A super-simple guide to the different types of motorbike licence

If you’re desperate to get into motorcycling and want to cut straight from the boring stuff to choosing what type of bike you’ll be riding, we’ve got some bad news.

You need to do some of the boring stuff first.

Principally, you’ll need to brush up on the different types of motorcycle license. Oh, and then there’s the myriad of tests you’ll need to take, too!

Consider this blog post a super-simple guide to motorbike licensing and tests. Don’t leave home without it!

The CBT

‘CBT’ stands for ‘Compulsory Basic Training’, and the name says it all - it’s a basic requirement for anyone looking to ride a motorcycle.

It doesn’t matter whether you’re going for a scooter or a beast of a bike, the CBT is an intrinsic part of your qualification.

It’s not quite a test - more a day-long course during which you’ll need to convince an instructor that you’ve nailed the theoretical and practical requirements for riding a bike. The day will progress through five elements, from a basic introduction to riding on-site and then, finally, on the road.

There’s one exception to the rule, which is if you hold a full car driving licence that was issued before 1st February 2001, you can ride a restricted moped (50cc) on-road without a CBT.

Theory test

Just like learning to drive a car, you’ll have to go ‘back to school’ and do some classroom-style stuff, too.

Sorry.

You can’t move onto practical tests until you’ve passed the motorcycle theory test, therefore you should make sure you take it within two years of the CBT.

AM Moped test

If you simply want to ride a moped or scooter and have no desire to move upwards, this test is all you need.

Providing you’re 17 or over, you can gain an AM licence that lets you ride mopeds with engines of 50cc or less and a top speed of 28mph.

A1 and A2 motorcycle licences

Practical tests come in two forms. The A1 lets you ditch the L-plates and ride on bikes of 125cc or less, while the A2 moves you up to 500cc engines.

Most riders will want to progress straight to the latter, but it’s sensible to make your way there carefully by taking the aforementioned tests first - no matter how laborious that may seem.

Those who are 19 or older can go straight from the CBT to the theory and then to the A2 in what is known as the ‘Direct Access route’. Otherwise, you’ll need to have held onto an A1 for at least two years before moving up to the A2.

Unrestricted licence

Otherwise known as the ‘A Licence’, this will let you ride any motorcycle, regardless of engine size.

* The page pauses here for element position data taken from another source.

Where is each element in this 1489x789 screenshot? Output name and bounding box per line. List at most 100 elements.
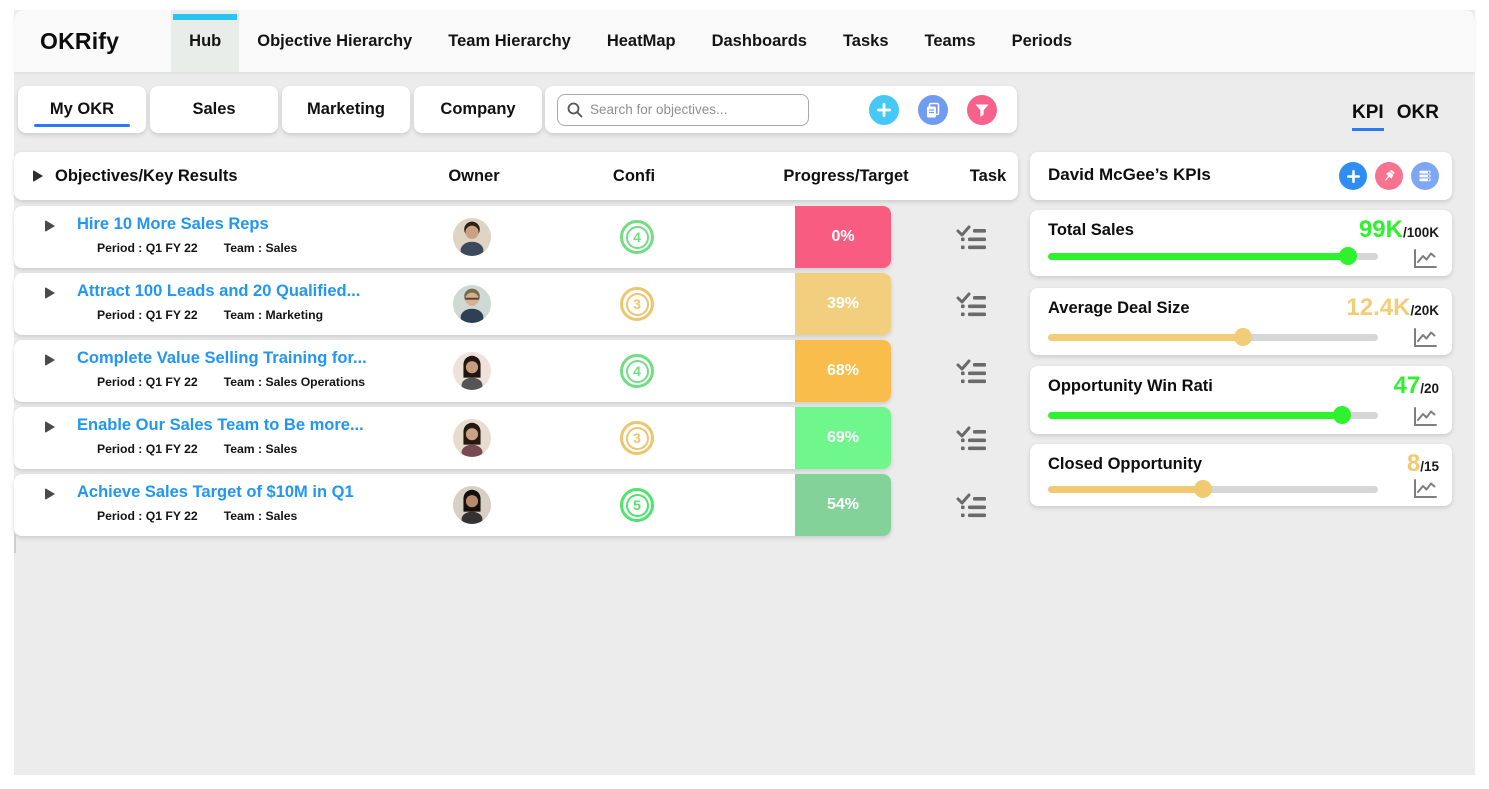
expand-row-icon[interactable] xyxy=(45,287,55,299)
manage-kpi-icon xyxy=(1419,170,1431,182)
task-list-icon[interactable] xyxy=(954,223,990,253)
add-objective-button[interactable] xyxy=(869,95,899,125)
toggle-kpi[interactable]: KPI xyxy=(1352,102,1384,131)
filter-icon xyxy=(975,104,989,117)
objective-link[interactable]: Achieve Sales Target of $10M in Q1 xyxy=(77,483,354,501)
expand-row-icon[interactable] xyxy=(45,354,55,366)
nav-item-periods[interactable]: Periods xyxy=(1011,31,1073,50)
objective-meta: Period : Q1 FY 22 Team : Marketing xyxy=(97,308,324,322)
nav-item-objective-hierarchy[interactable]: Objective Hierarchy xyxy=(257,31,413,50)
col-confidence: Confi xyxy=(612,167,656,185)
col-objectives: Objectives/Key Results xyxy=(55,167,238,185)
kpi-slider[interactable] xyxy=(1048,328,1378,346)
owner-avatar xyxy=(453,218,491,256)
col-progress: Progress/Target xyxy=(783,167,909,185)
pin-icon xyxy=(1385,169,1395,181)
plus-icon xyxy=(877,103,891,117)
kpi-slider[interactable] xyxy=(1048,480,1378,498)
objective-row: Achieve Sales Target of $10M in Q1 Perio… xyxy=(14,474,891,536)
objective-link[interactable]: Attract 100 Leads and 20 Qualified... xyxy=(77,282,361,300)
tab-sales[interactable]: Sales xyxy=(150,86,278,133)
slider-track[interactable] xyxy=(1048,485,1378,493)
slider-track[interactable] xyxy=(1048,252,1378,260)
scroll-remnant xyxy=(14,534,16,553)
objective-row: Enable Our Sales Team to Be more... Peri… xyxy=(14,407,891,469)
nav-item-dashboards[interactable]: Dashboards xyxy=(711,31,807,50)
kpi-value: 12.4K/20K xyxy=(1346,294,1439,321)
filter-button[interactable] xyxy=(967,95,997,125)
line-chart-icon[interactable] xyxy=(1412,478,1438,500)
objective-meta: Period : Q1 FY 22 Team : Sales xyxy=(97,241,298,255)
owner-avatar xyxy=(453,486,491,524)
slider-track[interactable] xyxy=(1048,411,1378,419)
view-toggle: KPI OKR xyxy=(1352,102,1439,131)
kpi-slider[interactable] xyxy=(1048,406,1378,424)
objective-link[interactable]: Hire 10 More Sales Reps xyxy=(77,215,269,233)
slider-knob[interactable] xyxy=(1339,247,1358,265)
top-navbar: OKRify Hub Objective Hierarchy Team Hier… xyxy=(14,10,1475,72)
objective-link[interactable]: Enable Our Sales Team to Be more... xyxy=(77,416,364,434)
task-list-icon[interactable] xyxy=(954,357,990,387)
objective-row: Hire 10 More Sales Reps Period : Q1 FY 2… xyxy=(14,206,891,268)
kpi-value: 99K/100K xyxy=(1358,216,1439,243)
kpi-name: Closed Opportunity xyxy=(1048,455,1202,473)
line-chart-icon[interactable] xyxy=(1412,248,1438,270)
slider-knob[interactable] xyxy=(1332,406,1351,424)
progress-badge: 0% xyxy=(795,206,891,268)
nav-item-team-hierarchy[interactable]: Team Hierarchy xyxy=(448,31,571,50)
nav-item-tasks[interactable]: Tasks xyxy=(842,31,889,50)
slider-knob[interactable] xyxy=(1194,480,1213,498)
kpi-card: Total Sales 99K/100K xyxy=(1030,210,1452,276)
kpi-card: Average Deal Size 12.4K/20K xyxy=(1030,288,1452,355)
tab-my-okr[interactable]: My OKR xyxy=(18,86,146,133)
task-list-icon[interactable] xyxy=(954,491,990,521)
objective-meta: Period : Q1 FY 22 Team : Sales xyxy=(97,442,298,456)
progress-badge: 54% xyxy=(795,474,891,536)
slider-track[interactable] xyxy=(1048,333,1378,341)
confidence-badge: 4 xyxy=(620,354,654,388)
search-icon xyxy=(567,102,583,117)
line-chart-icon[interactable] xyxy=(1412,327,1438,349)
kpi-value: 47/20 xyxy=(1393,372,1439,399)
col-owner: Owner xyxy=(448,167,500,185)
nav-item-heatmap[interactable]: HeatMap xyxy=(606,31,676,50)
nav-item-teams[interactable]: Teams xyxy=(924,31,976,50)
manage-kpi-button[interactable] xyxy=(1411,162,1439,190)
objective-row: Complete Value Selling Training for... P… xyxy=(14,340,891,402)
copy-objectives-button[interactable] xyxy=(918,95,948,125)
kpi-value: 8/15 xyxy=(1406,450,1439,477)
owner-avatar xyxy=(453,419,491,457)
toggle-okr[interactable]: OKR xyxy=(1396,102,1439,123)
kpi-name: Opportunity Win Rati xyxy=(1048,377,1213,395)
task-list-icon[interactable] xyxy=(954,290,990,320)
expand-row-icon[interactable] xyxy=(45,421,55,433)
col-task: Task xyxy=(969,167,1007,185)
owner-avatar xyxy=(453,285,491,323)
add-kpi-button[interactable] xyxy=(1339,162,1367,190)
confidence-badge: 4 xyxy=(620,220,654,254)
collapse-all-icon[interactable] xyxy=(33,170,43,182)
slider-fill xyxy=(1048,411,1342,419)
task-list-icon[interactable] xyxy=(954,424,990,454)
tab-company[interactable]: Company xyxy=(414,86,542,133)
progress-badge: 69% xyxy=(795,407,891,469)
search-toolbar xyxy=(545,86,1017,133)
objective-link[interactable]: Complete Value Selling Training for... xyxy=(77,349,367,367)
plus-icon xyxy=(1346,169,1360,183)
slider-fill xyxy=(1048,333,1243,341)
expand-row-icon[interactable] xyxy=(45,220,55,232)
app-logo: OKRify xyxy=(40,27,120,54)
tab-marketing[interactable]: Marketing xyxy=(282,86,410,133)
kpi-slider[interactable] xyxy=(1048,247,1378,265)
objective-meta: Period : Q1 FY 22 Team : Sales xyxy=(97,509,298,523)
pin-kpi-button[interactable] xyxy=(1375,162,1403,190)
nav-item-hub[interactable]: Hub xyxy=(171,10,240,72)
progress-badge: 39% xyxy=(795,273,891,335)
owner-avatar xyxy=(453,352,491,390)
nav-menu: Hub Objective Hierarchy Team Hierarchy H… xyxy=(171,10,1090,72)
expand-row-icon[interactable] xyxy=(45,488,55,500)
slider-knob[interactable] xyxy=(1233,328,1252,346)
search-input[interactable] xyxy=(588,101,792,118)
line-chart-icon[interactable] xyxy=(1412,406,1438,428)
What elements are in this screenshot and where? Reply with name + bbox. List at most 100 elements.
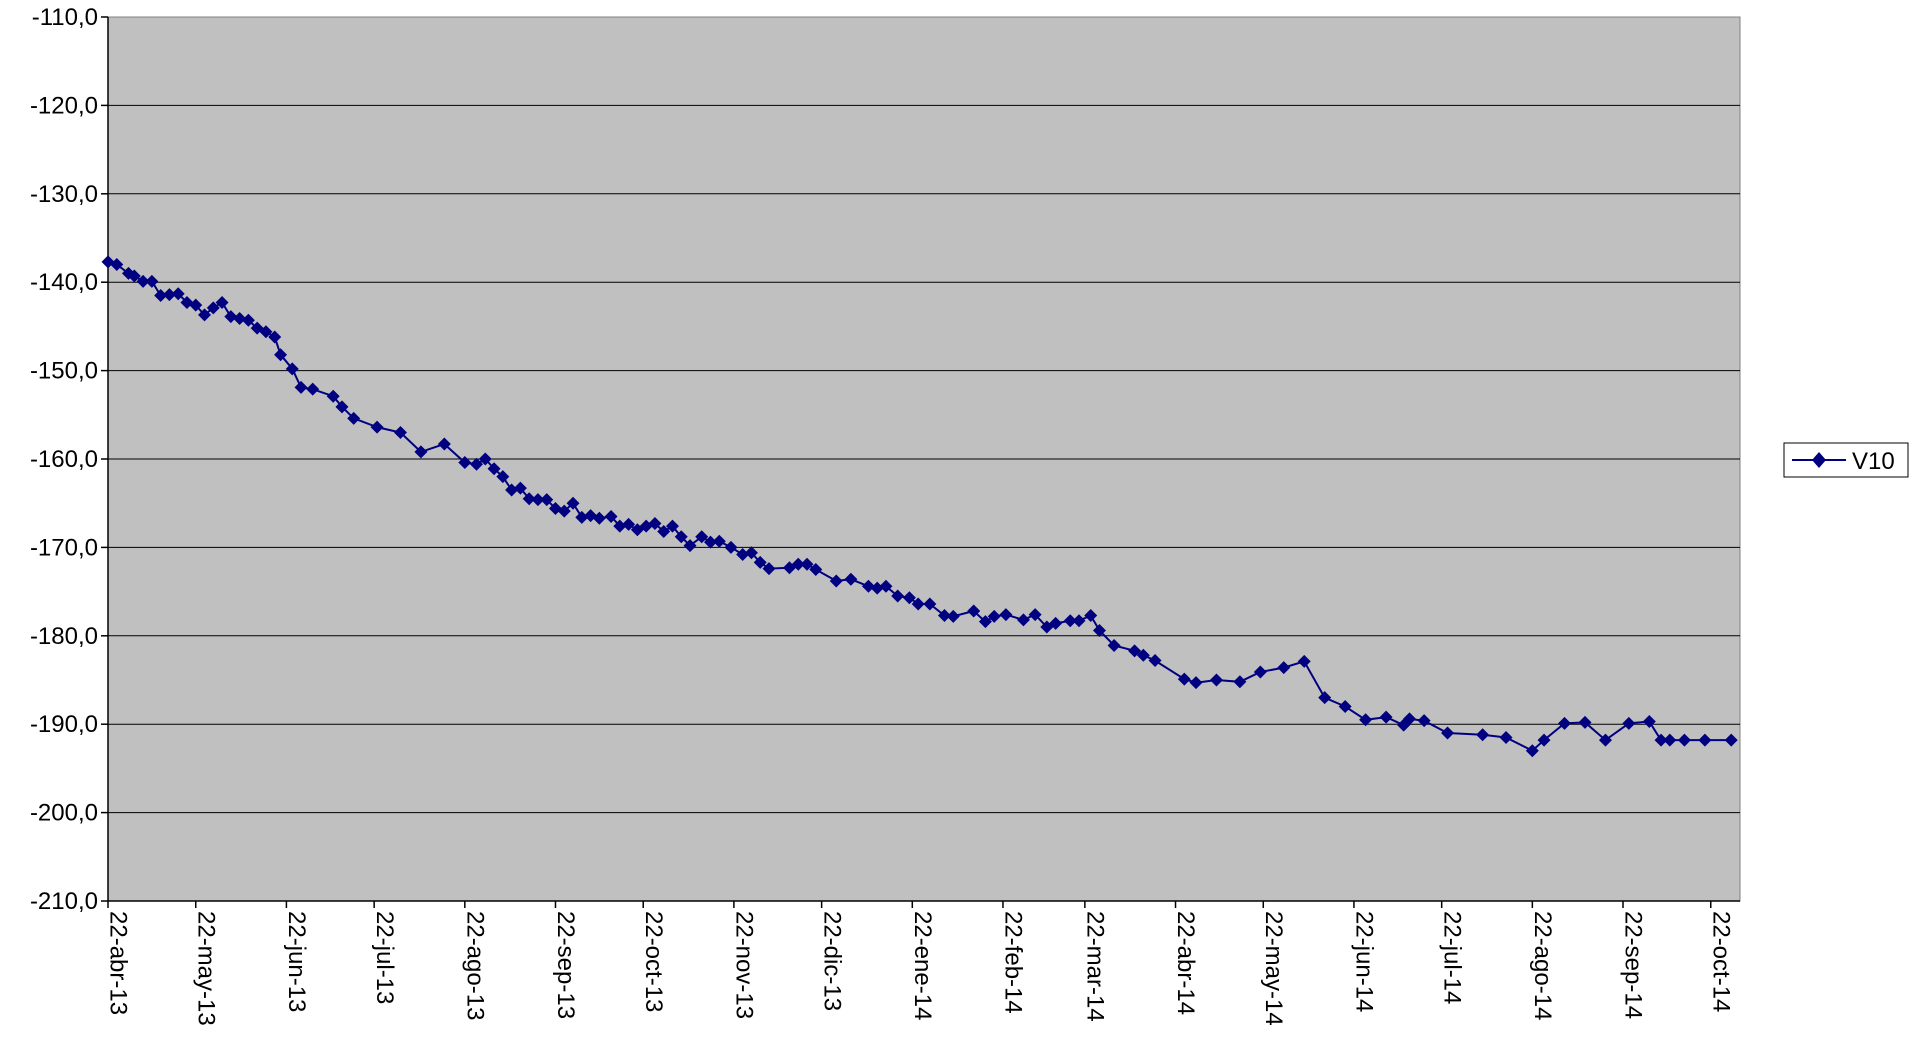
legend-diamond-marker bbox=[1812, 452, 1826, 468]
x-tick-label: 22-ago-14 bbox=[1529, 911, 1556, 1020]
x-tick-label: 22-oct-13 bbox=[640, 911, 667, 1012]
x-tick-label: 22-sep-13 bbox=[552, 911, 579, 1019]
data-point-v10 bbox=[414, 445, 428, 459]
y-tick-label: -120,0 bbox=[30, 92, 98, 119]
data-point-v10 bbox=[861, 579, 875, 593]
data-point-v10 bbox=[233, 311, 247, 325]
data-point-v10 bbox=[470, 457, 484, 471]
data-point-v10 bbox=[736, 547, 750, 561]
data-point-v10 bbox=[987, 609, 1001, 623]
data-point-v10 bbox=[800, 557, 814, 571]
data-point-v10 bbox=[437, 437, 451, 451]
data-point-v10 bbox=[294, 380, 308, 394]
y-tick-label: -210,0 bbox=[30, 888, 98, 915]
data-point-v10 bbox=[762, 562, 776, 576]
data-point-v10 bbox=[1107, 639, 1121, 653]
data-point-v10 bbox=[575, 510, 589, 524]
data-point-v10 bbox=[347, 411, 361, 425]
data-point-v10 bbox=[1209, 673, 1223, 687]
x-tick-label: 22-ene-14 bbox=[909, 911, 936, 1020]
data-point-v10 bbox=[1297, 654, 1311, 668]
data-point-v10 bbox=[215, 296, 229, 310]
x-tick-label: 22-mar-14 bbox=[1082, 911, 1109, 1022]
y-tick-label: -150,0 bbox=[30, 358, 98, 385]
data-point-v10 bbox=[1016, 613, 1030, 627]
data-point-v10 bbox=[1598, 733, 1612, 747]
data-point-v10 bbox=[522, 492, 536, 506]
data-point-v10 bbox=[268, 330, 282, 344]
x-tick-label: 22-abr-13 bbox=[105, 911, 132, 1015]
data-point-v10 bbox=[393, 425, 407, 439]
x-tick-label: 22-oct-14 bbox=[1707, 911, 1734, 1012]
data-point-v10 bbox=[1233, 675, 1247, 689]
y-tick-label: -130,0 bbox=[30, 181, 98, 208]
series-v10 bbox=[101, 255, 1738, 758]
data-point-v10 bbox=[879, 579, 893, 593]
data-point-v10 bbox=[665, 519, 679, 533]
data-point-v10 bbox=[1698, 733, 1712, 747]
legend: V10 bbox=[1783, 442, 1909, 478]
data-point-v10 bbox=[285, 362, 299, 376]
y-tick-label: -180,0 bbox=[30, 623, 98, 650]
y-tick-label: -140,0 bbox=[30, 269, 98, 296]
data-point-v10 bbox=[1654, 733, 1668, 747]
data-point-v10 bbox=[206, 301, 220, 315]
data-point-v10 bbox=[1092, 623, 1106, 637]
data-point-v10 bbox=[1417, 714, 1431, 728]
data-point-v10 bbox=[1663, 733, 1677, 747]
data-point-v10 bbox=[946, 609, 960, 623]
data-point-v10 bbox=[370, 420, 384, 434]
y-tick-label: -170,0 bbox=[30, 534, 98, 561]
data-point-v10 bbox=[259, 325, 273, 339]
data-point-v10 bbox=[911, 597, 925, 611]
data-point-v10 bbox=[458, 456, 472, 470]
data-point-v10 bbox=[110, 258, 124, 272]
data-point-v10 bbox=[1338, 700, 1352, 714]
data-point-v10 bbox=[937, 608, 951, 622]
legend-label-v10: V10 bbox=[1852, 448, 1895, 475]
data-point-v10 bbox=[978, 615, 992, 629]
y-tick-label: -160,0 bbox=[30, 446, 98, 473]
data-point-v10 bbox=[154, 288, 168, 302]
data-point-v10 bbox=[695, 530, 709, 544]
data-point-v10 bbox=[1028, 608, 1042, 622]
data-point-v10 bbox=[1072, 614, 1086, 628]
data-point-v10 bbox=[189, 298, 203, 312]
data-point-v10 bbox=[1578, 715, 1592, 729]
data-point-v10 bbox=[496, 470, 510, 484]
data-point-v10 bbox=[724, 540, 738, 554]
data-point-v10 bbox=[683, 539, 697, 553]
data-point-v10 bbox=[613, 519, 627, 533]
data-point-v10 bbox=[1253, 665, 1267, 679]
data-point-v10 bbox=[809, 563, 823, 576]
data-point-v10 bbox=[604, 509, 618, 523]
data-point-v10 bbox=[1622, 716, 1636, 730]
data-point-v10 bbox=[1476, 728, 1490, 742]
x-tick-label: 22-feb-14 bbox=[1000, 911, 1027, 1014]
data-point-v10 bbox=[999, 608, 1013, 622]
x-tick-label: 22-jun-13 bbox=[283, 911, 310, 1012]
data-point-v10 bbox=[224, 310, 238, 324]
data-point-v10 bbox=[162, 288, 176, 302]
y-tick-label: -190,0 bbox=[30, 711, 98, 738]
data-point-v10 bbox=[1724, 733, 1738, 747]
x-tick-label: 22-jun-14 bbox=[1351, 911, 1378, 1012]
data-point-v10 bbox=[306, 382, 320, 396]
x-tick-label: 22-nov-13 bbox=[731, 911, 758, 1019]
x-tick-label: 22-may-14 bbox=[1260, 911, 1287, 1026]
data-point-v10 bbox=[566, 496, 580, 510]
data-point-v10 bbox=[1148, 654, 1162, 668]
data-point-v10 bbox=[1537, 733, 1551, 747]
data-point-v10 bbox=[891, 589, 905, 603]
data-point-v10 bbox=[1558, 716, 1572, 730]
data-point-v10 bbox=[1318, 691, 1332, 705]
data-point-v10 bbox=[1642, 715, 1656, 729]
data-point-v10 bbox=[1049, 616, 1063, 630]
data-point-v10 bbox=[171, 287, 185, 301]
data-point-v10 bbox=[1525, 744, 1539, 758]
data-point-v10 bbox=[326, 389, 340, 403]
data-point-v10 bbox=[505, 483, 519, 497]
data-point-v10 bbox=[127, 269, 141, 283]
data-point-v10 bbox=[1177, 672, 1191, 686]
data-point-v10 bbox=[1084, 608, 1098, 622]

You’ll need to have held your A2 licence for at least two years to qualify, but you could opt for an appropriate Direct Access route if you’re over the age of 24.

We hope we’ve untangled the web of confusion that often surrounds motorcycle licensing and tests!

Good luck!

Disclaimer: the advice above is correct at the time of publishing, but we always recommend speaking to an approved motorcycle training body for confirmation of the specifics.